Nov. 9, 2006 — -- My first week back to work after maternity leave turns out to be a historic one for women in this country.

With the Democrats winning the majority in the House of Representatives, Nancy Pelosi stands poised to be the first woman ever to be Speaker of the House and second in line for the presidency.

Standing in front of a malfunctioning microphone at a news conference Wednesday, she joked that she would use her "mother-of-five voice" instead, so reporters could hear her.

Regardless of your politics, this working mother and grandmother is a terrific role model for the 26 million working mothers in this country.

When ABC announced that I would be stepping down this past summer as the co-anchor of "World News Tonight," there were a lot of people who felt this was a bad precedent for working moms.
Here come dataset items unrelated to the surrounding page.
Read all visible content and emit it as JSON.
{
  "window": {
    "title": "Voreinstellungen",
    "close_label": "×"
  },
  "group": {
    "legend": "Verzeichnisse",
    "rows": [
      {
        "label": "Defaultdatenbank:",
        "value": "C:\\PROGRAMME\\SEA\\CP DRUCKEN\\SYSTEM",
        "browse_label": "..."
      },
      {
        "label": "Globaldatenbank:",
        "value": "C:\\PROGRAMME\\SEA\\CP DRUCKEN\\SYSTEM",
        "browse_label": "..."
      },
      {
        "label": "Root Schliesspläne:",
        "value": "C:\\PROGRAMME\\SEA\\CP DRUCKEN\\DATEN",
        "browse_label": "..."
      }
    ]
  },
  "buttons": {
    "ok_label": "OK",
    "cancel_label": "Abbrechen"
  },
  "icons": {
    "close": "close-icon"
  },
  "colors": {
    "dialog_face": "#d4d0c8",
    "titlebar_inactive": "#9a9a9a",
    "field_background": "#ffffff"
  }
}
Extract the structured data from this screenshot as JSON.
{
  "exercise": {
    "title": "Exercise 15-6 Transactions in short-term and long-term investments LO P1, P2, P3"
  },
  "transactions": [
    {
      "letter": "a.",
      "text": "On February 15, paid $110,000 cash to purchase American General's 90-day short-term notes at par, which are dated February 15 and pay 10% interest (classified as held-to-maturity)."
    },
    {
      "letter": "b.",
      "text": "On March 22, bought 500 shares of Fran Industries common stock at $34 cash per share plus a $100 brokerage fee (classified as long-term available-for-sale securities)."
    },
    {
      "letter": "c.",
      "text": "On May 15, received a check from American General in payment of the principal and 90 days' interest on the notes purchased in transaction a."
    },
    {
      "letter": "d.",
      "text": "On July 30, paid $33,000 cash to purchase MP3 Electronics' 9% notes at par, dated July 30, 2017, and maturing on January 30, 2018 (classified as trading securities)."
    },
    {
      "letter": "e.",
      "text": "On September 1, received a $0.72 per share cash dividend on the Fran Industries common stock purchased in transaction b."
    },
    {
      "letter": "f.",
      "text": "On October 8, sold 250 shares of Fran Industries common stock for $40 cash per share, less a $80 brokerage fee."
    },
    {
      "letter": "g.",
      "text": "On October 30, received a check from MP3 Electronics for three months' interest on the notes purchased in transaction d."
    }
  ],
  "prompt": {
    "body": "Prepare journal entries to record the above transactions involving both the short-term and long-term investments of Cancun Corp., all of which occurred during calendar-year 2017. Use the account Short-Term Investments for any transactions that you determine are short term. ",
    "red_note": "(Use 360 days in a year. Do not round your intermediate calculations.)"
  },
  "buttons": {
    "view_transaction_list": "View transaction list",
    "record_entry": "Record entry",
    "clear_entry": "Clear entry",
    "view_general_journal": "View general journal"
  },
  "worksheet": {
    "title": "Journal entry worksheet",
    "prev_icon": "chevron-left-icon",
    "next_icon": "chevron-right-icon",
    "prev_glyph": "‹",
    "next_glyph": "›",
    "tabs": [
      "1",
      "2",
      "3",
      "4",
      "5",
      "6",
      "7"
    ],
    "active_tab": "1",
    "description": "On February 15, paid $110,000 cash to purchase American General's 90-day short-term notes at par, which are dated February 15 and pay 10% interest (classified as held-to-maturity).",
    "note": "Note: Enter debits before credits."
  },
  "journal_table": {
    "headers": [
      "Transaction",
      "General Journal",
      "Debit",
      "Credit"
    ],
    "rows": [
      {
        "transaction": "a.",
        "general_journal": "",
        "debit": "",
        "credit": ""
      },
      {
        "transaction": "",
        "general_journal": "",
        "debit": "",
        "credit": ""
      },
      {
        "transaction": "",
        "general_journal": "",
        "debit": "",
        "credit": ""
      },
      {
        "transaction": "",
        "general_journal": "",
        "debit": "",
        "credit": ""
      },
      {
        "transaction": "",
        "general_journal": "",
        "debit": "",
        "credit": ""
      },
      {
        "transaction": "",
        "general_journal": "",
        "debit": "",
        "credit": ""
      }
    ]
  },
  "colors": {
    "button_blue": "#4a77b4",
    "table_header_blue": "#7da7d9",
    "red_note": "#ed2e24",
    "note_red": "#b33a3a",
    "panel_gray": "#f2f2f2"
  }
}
Women's organizations protested to my bosses at ABC, and columnists debated the message my job change would send.

For me, though, giving up the anchor chair at the evening news, and returning exclusively to anchor "20/20" was the right decision.

I loved my job at "World News," but the prospect of doing it well, and still finding time to be a good mother to 3-year-old Zachary and my new baby, Samuel, felt impossible.

Anchoring "20/20" gives me a lot more flexibility to be a good parent.

But all the controversy and debate about my decision got a lot of us working moms -- and dads -- talking: Why don't more of our employers offer paid maternity leave?

Why can't more parents have a little more flexibility at work to stay at home with a sick child or catch that all-important school assembly?

And most of all, why is good, affordable child care nearly impossible to find?

We decided to do some digging into this for my first night back at "20/20."

We found that the United States lags far behind when it comes to family-friendly policies.

For example, of 168 countries surveyed in the world, only four offer no national maternity-leave program: Lesotho, Swaziland, Papua New Guinea, and the United States of America.